会員限定記事
北海道新聞2024年11月22日 5:00
全国から移住者が集まる北海道では、本州ではみられないような風習や慣習が多くあります。道外から北海道に来て、あるいは道外に住んでみて初めてその違いに気付く。当たり前だと思っていたけれど、実は「北海道ならでは」のものを集めてみました。
(ライター・藤森祐子)
あなたはおせち料理をいつから食べ始めますか? 元日? 大みそか?
おせちを大みそかの夜から食べる
本州では、おせち料理を元旦(元日の朝)から雑煮と一緒に食べるのが一般的―と聞くと、驚く人がいるかもしれません。古くから道民は、おせちを大みそかの夜に年越しそばと一緒に食べていました。

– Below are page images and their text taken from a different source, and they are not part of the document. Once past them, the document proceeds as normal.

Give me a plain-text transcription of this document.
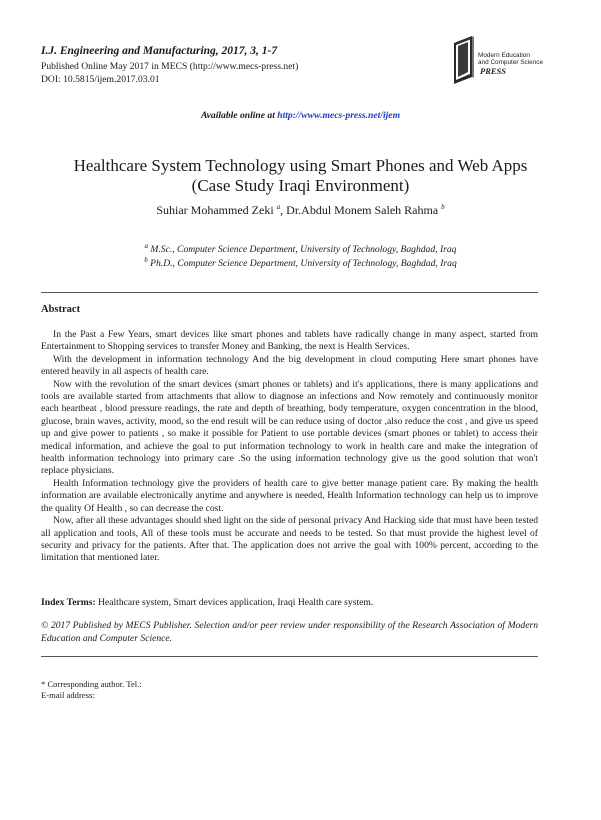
I.J. Engineering and Manufacturing, 2017, 3, 1-7
Published Online May 2017 in MECS (http://www.mecs-press.net)
DOI: 10.5815/ijem.2017.03.01
Modern Education
and Computer Science
PRESS
Available online at http://www.mecs-press.net/ijem
Healthcare System Technology using Smart Phones and Web Apps
(Case Study Iraqi Environment)
Suhiar Mohammed Zeki $^a$, Dr.Abdul Monem Saleh Rahma $^b$
$^a$ M.Sc., Computer Science Department, University of Technology, Baghdad, Iraq
$^b$ Ph.D., Computer Science Department, University of Technology, Baghdad, Iraq
Abstract

In the Past a Few Years, smart devices like smart phones and tablets have radically change in many aspect, started from Entertainment to Shopping services to transfer Money and Banking, the next is Health Services.

With the development in information technology And the big development in cloud computing Here smart phones have entered heavily in all aspects of health care.

Now with the revolution of the smart devices (smart phones or tablets) and it's applications, there is many applications and tools are available started from attachments that allow to diagnose an infections and Now remotely and continuously monitor each heartbeat , blood pressure readings, the rate and depth of breathing, body temperature, oxygen concentration in the blood, glucose, brain waves, activity, mood, so the end result will be can reduce using of doctor ,also reduce the cost , and give us speed up and give power to patients , so make it possible for Patient to use portable devices (smart phones or tablet) to access their medical information, and achieve the goal to put information technology to work in health care and make the integration of health information technology into primary care .So the using information technology give us the good solution that won't replace physicians.

Health Information technology give the providers of health care to give better manage patient care. By making the health information are available electronically anytime and anywhere is needed, Health Information technology can help us to improve the quality Of Health , so can decrease the cost.

Now, after all these advantages should shed light on the side of personal privacy And Hacking side that must have been tested all application and tools, All of these tools must be accurate and needs to be tested. So that must provide the highest level of security and privacy for the patients. After that. The application does not arrive the goal with 100% percent, according to the limitation that mentioned later.

Index Terms: Healthcare system, Smart devices application, Iraqi Health care system.
© 2017 Published by MECS Publisher. Selection and/or peer review under responsibility of the Research Association of Modern Education and Computer Science.
* Corresponding author. Tel.:
E-mail address:
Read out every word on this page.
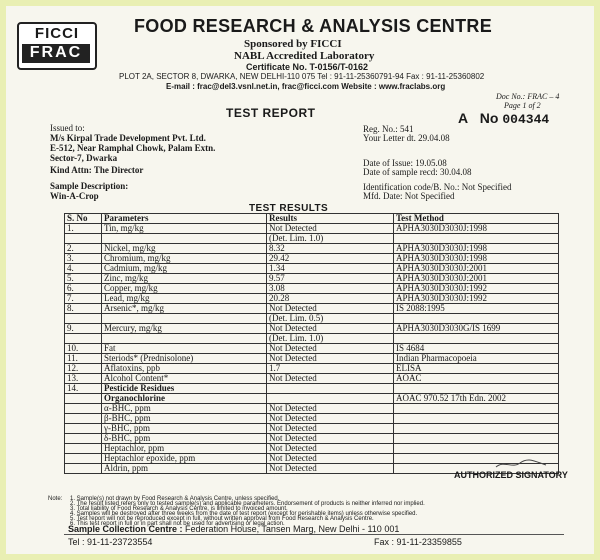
FICCI
FRAC
FOOD RESEARCH & ANALYSIS CENTRE
Sponsored by FICCI
NABL Accredited Laboratory
Certificate No. T-0156/T-0162
PLOT 2A, SECTOR 8, DWARKA, NEW DELHI-110 075 Tel : 91-11-25360791-94 Fax : 91-11-25360802
E-mail : frac@del3.vsnl.net.in, frac@ficci.com Website : www.fraclabs.org
Doc No.: FRAC – 4
Page 1 of 2
TEST REPORT	A No 004344
Issued to:
M/s Kirpal Trade Development Pvt. Ltd.
E-512, Near Ramphal Chowk, Palam Extn.
Sector-7, Dwarka
Kind Attn: The Director
Sample Description:
Win-A-Crop
Reg. No.: 541
Your Letter dt. 29.04.08
Date of Issue: 19.05.08
Date of sample recd: 30.04.08
Identification code/B. No.: Not Specified
Mfd. Date: Not Specified
TEST RESULTS
S. No	Parameters	Results	Test Method
1.	Tin, mg/kg	Not Detected	APHA3030D3030J:1998
		(Det. Lim. 1.0)	
2.	Nickel, mg/kg	8.32	APHA3030D3030J:1998
3.	Chromium, mg/kg	29.42	APHA3030D3030J:1998
4.	Cadmium, mg/kg	1.34	APHA3030D3030J:2001
5.	Zinc, mg/kg	9.57	APHA3030D3030J:2001
6.	Copper, mg/kg	3.08	APHA3030D3030J:1992
7.	Lead, mg/kg	20.28	APHA3030D3030J:1992
8.	Arsenic*, mg/kg	Not Detected	IS 2088:1995
		(Det. Lim. 0.5)	
9.	Mercury, mg/kg	Not Detected	APHA3030D3030G/IS 1699
		(Det. Lim. 1.0)	
10.	Fat	Not Detected	IS 4684
11.	Steriods* (Prednisolone)	Not Detected	Indian Pharmacopoeia
12.	Aflatoxins, ppb	1.7	ELISA
13.	Alcohol Content*	Not Detected	AOAC
14.	Pesticide Residues		
	Organochlorine		AOAC 970.52 17th Edn. 2002
	α-BHC, ppm	Not Detected	
	β-BHC, ppm	Not Detected	
	γ-BHC, ppm	Not Detected	
	δ-BHC, ppm	Not Detected	
	Heptachlor, ppm	Not Detected	
	Heptachlor epoxide, ppm	Not Detected	
	Aldrin, ppm	Not Detected	
AUTHORIZED SIGNATORY
Note: 1. Sample(s) not drawn by Food Research & Analysis Centre, unless specified.
2. The result listed refers only to tested sample(s) and applicable parameters. Endorsement of products is neither inferred nor implied.
3. Total liability of Food Research & Analysis Centre, is limited to invoiced amount.
4. Samples will be destroyed after three weeks from the date of test report (except for perishable items) unless otherwise specified.
5. Test report will not be reproduced except in full, without written approval from Food Research & Analysis Centre.
6. This test report in full or in part shall not be used for advertising or legal action.
Sample Collection Centre : Federation House, Tansen Marg, New Delhi - 110 001
Tel : 91-11-23723554	Fax : 91-11-23359855
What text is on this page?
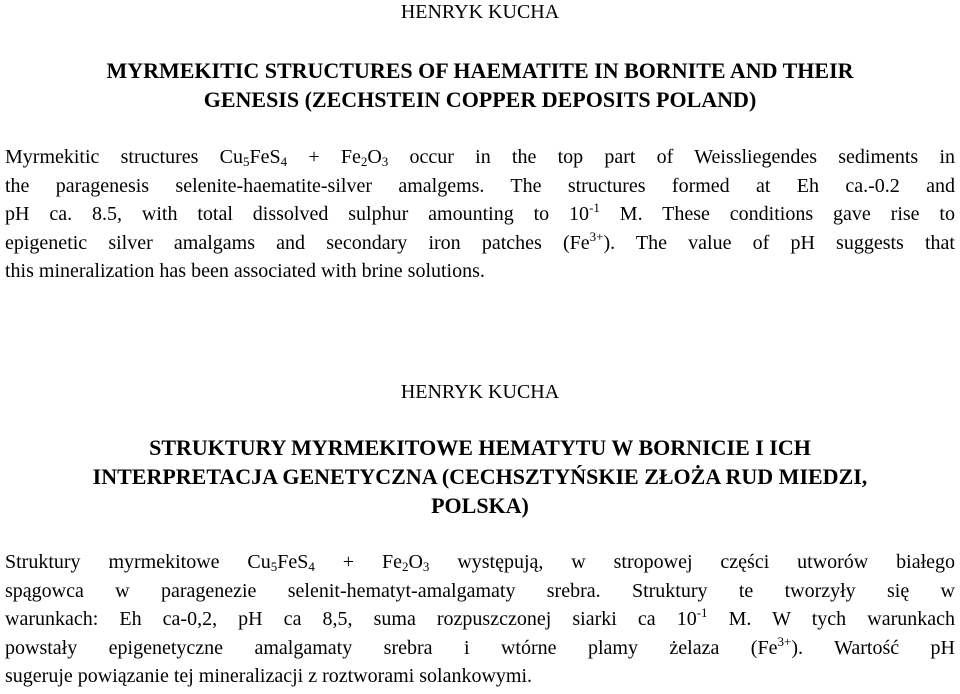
HENRYK KUCHA
MYRMEKITIC STRUCTURES OF HAEMATITE IN BORNITE AND THEIR
GENESIS (ZECHSTEIN COPPER DEPOSITS POLAND)
Myrmekitic structures $Cu_5FeS_4 + Fe_2O_3$ occur in the top part of Weissliegendes sediments in
the paragenesis selenite-haematite-silver amalgems. The structures formed at Eh ca.-0.2 and
pH ca. 8.5, with total dissolved sulphur amounting to $10^{-1}$ M. These conditions gave rise to
epigenetic silver amalgams and secondary iron patches $(Fe^{3+})$. The value of pH suggests that
this mineralization has been associated with brine solutions.
HENRYK KUCHA
STRUKTURY MYRMEKITOWE HEMATYTU W BORNICIE I ICH
INTERPRETACJA GENETYCZNA (CECHSZTYŃSKIE ZŁOŻA RUD MIEDZI,
POLSKA)
Struktury myrmekitowe $Cu_5FeS_4 + Fe_2O_3$ występują, w stropowej części utworów białego
spągowca w paragenezie selenit-hematyt-amalgamaty srebra. Struktury te tworzyły się w
warunkach: Eh ca-0,2, pH ca 8,5, suma rozpuszczonej siarki ca $10^{-1}$ M. W tych warunkach
powstały epigenetyczne amalgamaty srebra i wtórne plamy żelaza $(Fe^{3+})$. Wartość pH
sugeruje powiązanie tej mineralizacji z roztworami solankowymi.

おせちは、奈良時代から宮廷で行われていた「節会(せちえ)」という行事に由来します。この宴で神様に供える「御節供(おせちく)」が江戸時代に大衆化され、黒豆や煮物、だて巻きなど日持ちのする正月料理のことを「おせち」と呼ぶようになりました。これは正月三が日は釜戸を守る荒神様を休ませるためとか、料理の際に出る「灰汁(あく)」は「悪」につながり縁起が悪いから新年の始まりは避けるためとか、諸説あるようです。
旧暦の頃は大みそかの夜からが新年
では、なぜ北海道では大みそかから食べられるようになったのでしょう。北海道博物館学芸主査(民俗)の尾曲(おまがり)香織さんによると、「旧暦の頃は、時間の感覚が現在と違っており、日が暮れると翌日になると考えられていました。大みそかも暗くなったらもう翌年のお正月でした。新暦が使われるようになっても、大みそかの夜におせちを食べる風習が北海道に残ったのが通説」と言います。なぜ、その風習が残ったのかは謎だそうです。
大みそかにおせちを食べる風習は、北海道のほか、東北、九州、四国の一部にあるそうです。ちなみに沖縄にはおせち料理はありません。